Re: Evolutionary Speculation
by
JGC
11/15/2007, 2:15 PM #
“What milk did a baby drink before a nipple evolved?”
>>What are you talking about? Before mammals evolved the ability to lactate their ‘babies’ wouldn’t have drunk milk at all.
“How could a baby have survived until finally that competive advantage did work out?”
>>See above—at any time prior to mammals developing the ability to lactate their infants would have obtained nourishment from something other than breast milk, just as all non-mammalian infants do now.
“You see evolution has to be far more nuanced or complicated than Darwin has proposed it to be (though his idea is elegant). To say it is doubtless evolution is just a hand waving explanation. You can see bee's in amber that are 40-60 million years old that phenotyically at least are almost if not identical to the bees of today.”
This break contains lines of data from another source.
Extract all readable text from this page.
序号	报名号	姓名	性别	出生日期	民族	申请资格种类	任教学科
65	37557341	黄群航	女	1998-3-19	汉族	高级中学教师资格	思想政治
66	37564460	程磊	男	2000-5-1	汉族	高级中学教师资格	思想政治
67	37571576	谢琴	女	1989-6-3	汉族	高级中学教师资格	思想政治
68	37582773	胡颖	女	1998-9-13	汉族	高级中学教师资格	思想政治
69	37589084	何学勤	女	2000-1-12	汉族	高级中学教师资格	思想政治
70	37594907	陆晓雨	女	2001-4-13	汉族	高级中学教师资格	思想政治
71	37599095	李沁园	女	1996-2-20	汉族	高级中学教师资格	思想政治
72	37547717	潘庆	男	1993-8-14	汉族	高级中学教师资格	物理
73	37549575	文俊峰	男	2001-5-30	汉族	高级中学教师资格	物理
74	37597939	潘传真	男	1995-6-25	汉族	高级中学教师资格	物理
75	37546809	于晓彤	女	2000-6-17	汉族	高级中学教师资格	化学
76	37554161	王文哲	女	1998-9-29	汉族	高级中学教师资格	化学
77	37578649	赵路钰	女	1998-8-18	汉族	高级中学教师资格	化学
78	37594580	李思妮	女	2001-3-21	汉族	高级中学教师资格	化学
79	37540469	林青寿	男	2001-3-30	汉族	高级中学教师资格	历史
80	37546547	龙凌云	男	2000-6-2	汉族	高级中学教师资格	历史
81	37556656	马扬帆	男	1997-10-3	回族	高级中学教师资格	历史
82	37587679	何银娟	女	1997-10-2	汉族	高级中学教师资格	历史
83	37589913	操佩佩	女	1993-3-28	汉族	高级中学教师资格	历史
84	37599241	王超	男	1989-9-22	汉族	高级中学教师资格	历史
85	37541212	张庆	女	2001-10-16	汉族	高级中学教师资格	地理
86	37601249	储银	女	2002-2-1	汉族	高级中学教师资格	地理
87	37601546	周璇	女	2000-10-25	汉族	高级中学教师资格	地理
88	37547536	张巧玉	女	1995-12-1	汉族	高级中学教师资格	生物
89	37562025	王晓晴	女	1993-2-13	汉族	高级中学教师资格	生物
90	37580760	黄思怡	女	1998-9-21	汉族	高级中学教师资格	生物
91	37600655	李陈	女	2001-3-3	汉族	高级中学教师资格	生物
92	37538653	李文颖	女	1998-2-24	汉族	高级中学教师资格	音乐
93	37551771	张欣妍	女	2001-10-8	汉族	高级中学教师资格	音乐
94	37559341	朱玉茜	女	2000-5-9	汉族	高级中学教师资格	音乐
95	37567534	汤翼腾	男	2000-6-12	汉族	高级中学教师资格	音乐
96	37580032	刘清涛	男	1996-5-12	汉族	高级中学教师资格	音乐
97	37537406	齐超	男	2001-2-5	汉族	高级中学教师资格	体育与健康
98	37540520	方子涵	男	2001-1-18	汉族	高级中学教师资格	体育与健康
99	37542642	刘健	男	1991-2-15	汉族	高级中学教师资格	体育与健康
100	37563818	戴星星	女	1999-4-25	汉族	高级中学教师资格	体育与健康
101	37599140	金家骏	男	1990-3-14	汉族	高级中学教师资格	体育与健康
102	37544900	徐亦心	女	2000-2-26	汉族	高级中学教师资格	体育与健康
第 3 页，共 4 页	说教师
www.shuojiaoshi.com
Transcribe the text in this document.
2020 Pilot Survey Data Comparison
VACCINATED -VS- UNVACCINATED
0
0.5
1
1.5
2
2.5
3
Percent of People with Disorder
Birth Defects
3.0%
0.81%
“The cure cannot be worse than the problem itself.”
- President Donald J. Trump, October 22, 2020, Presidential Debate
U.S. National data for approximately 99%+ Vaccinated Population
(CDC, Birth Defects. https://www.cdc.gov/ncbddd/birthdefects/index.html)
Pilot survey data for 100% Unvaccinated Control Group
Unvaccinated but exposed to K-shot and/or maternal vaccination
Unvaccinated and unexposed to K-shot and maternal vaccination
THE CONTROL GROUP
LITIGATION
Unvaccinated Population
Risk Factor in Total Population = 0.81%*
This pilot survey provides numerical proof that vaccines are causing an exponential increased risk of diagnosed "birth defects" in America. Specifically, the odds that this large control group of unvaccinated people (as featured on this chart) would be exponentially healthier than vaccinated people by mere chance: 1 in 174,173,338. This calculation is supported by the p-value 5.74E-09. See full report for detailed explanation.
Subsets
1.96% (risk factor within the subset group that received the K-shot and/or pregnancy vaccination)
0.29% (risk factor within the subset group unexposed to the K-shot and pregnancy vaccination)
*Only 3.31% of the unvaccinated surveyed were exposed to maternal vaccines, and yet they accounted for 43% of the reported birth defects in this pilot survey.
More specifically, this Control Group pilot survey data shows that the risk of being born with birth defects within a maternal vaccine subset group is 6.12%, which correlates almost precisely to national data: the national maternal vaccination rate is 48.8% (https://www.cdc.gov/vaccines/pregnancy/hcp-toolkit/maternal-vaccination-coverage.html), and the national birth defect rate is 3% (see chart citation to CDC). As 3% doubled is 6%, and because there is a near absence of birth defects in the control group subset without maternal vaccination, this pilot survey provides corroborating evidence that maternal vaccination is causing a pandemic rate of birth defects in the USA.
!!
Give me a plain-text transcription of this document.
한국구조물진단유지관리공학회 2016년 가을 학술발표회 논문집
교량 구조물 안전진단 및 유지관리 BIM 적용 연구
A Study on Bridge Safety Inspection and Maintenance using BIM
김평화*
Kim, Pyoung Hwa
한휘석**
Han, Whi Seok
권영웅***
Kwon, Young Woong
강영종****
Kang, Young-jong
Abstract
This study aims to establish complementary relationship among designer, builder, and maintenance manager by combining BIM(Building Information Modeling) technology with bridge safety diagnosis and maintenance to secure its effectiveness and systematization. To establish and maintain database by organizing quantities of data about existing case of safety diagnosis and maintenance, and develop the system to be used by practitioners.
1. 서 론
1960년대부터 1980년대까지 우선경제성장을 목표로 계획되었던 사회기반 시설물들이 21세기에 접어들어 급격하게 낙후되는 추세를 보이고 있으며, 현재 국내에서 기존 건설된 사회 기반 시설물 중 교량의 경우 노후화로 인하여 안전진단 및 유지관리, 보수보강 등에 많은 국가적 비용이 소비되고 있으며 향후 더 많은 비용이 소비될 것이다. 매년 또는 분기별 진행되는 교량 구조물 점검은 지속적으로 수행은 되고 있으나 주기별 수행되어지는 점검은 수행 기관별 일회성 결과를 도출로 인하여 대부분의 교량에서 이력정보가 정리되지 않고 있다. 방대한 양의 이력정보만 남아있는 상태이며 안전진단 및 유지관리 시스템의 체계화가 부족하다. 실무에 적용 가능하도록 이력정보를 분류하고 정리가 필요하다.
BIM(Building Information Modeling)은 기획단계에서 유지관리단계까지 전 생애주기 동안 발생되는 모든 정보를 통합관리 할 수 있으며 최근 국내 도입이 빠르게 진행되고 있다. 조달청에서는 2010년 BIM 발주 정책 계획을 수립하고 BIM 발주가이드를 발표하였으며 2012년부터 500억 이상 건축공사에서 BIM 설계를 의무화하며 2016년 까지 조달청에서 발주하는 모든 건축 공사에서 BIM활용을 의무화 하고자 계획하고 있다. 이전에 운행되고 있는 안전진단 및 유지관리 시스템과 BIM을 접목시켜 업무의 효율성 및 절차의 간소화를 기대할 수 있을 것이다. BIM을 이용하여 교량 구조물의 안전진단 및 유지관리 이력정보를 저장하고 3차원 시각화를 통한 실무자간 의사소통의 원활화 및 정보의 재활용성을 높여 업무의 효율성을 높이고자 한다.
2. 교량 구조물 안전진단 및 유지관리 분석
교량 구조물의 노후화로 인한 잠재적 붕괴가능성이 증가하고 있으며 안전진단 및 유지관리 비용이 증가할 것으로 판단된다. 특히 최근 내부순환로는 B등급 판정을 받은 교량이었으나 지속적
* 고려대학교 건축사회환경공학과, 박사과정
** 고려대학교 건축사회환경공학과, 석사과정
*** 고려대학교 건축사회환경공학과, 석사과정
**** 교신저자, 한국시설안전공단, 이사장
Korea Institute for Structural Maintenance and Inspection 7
>>I’m unaware of any bees preserved in amber that cannot be distinguished from extant species—can you provide an example?
“It is like the only evolving thing in bees was probably their behavior and maybe internal stuff like immunological responses to changing microbial assaults. But a bee has been a bee for 40-60 million years at least.”
>>That would be Cretotrigona prisca, which is distinguishable from contemporary species.
“Yeah, evolution is a great yet incomplete theory for an actual hard science.”
>>It’s no more incomplete than any other scientific theory (the germ theory of disease, the theory of gravitational attraction, chemical stoichiometry, etc.) Like all scientific theories it explains all observations within its scope in a comprehensive and predictive manner.
“As such a little more respect should be given to what is in the realm of the unknown.”
>>What greater respect can be given than dedicating one's efforts to rendering it known?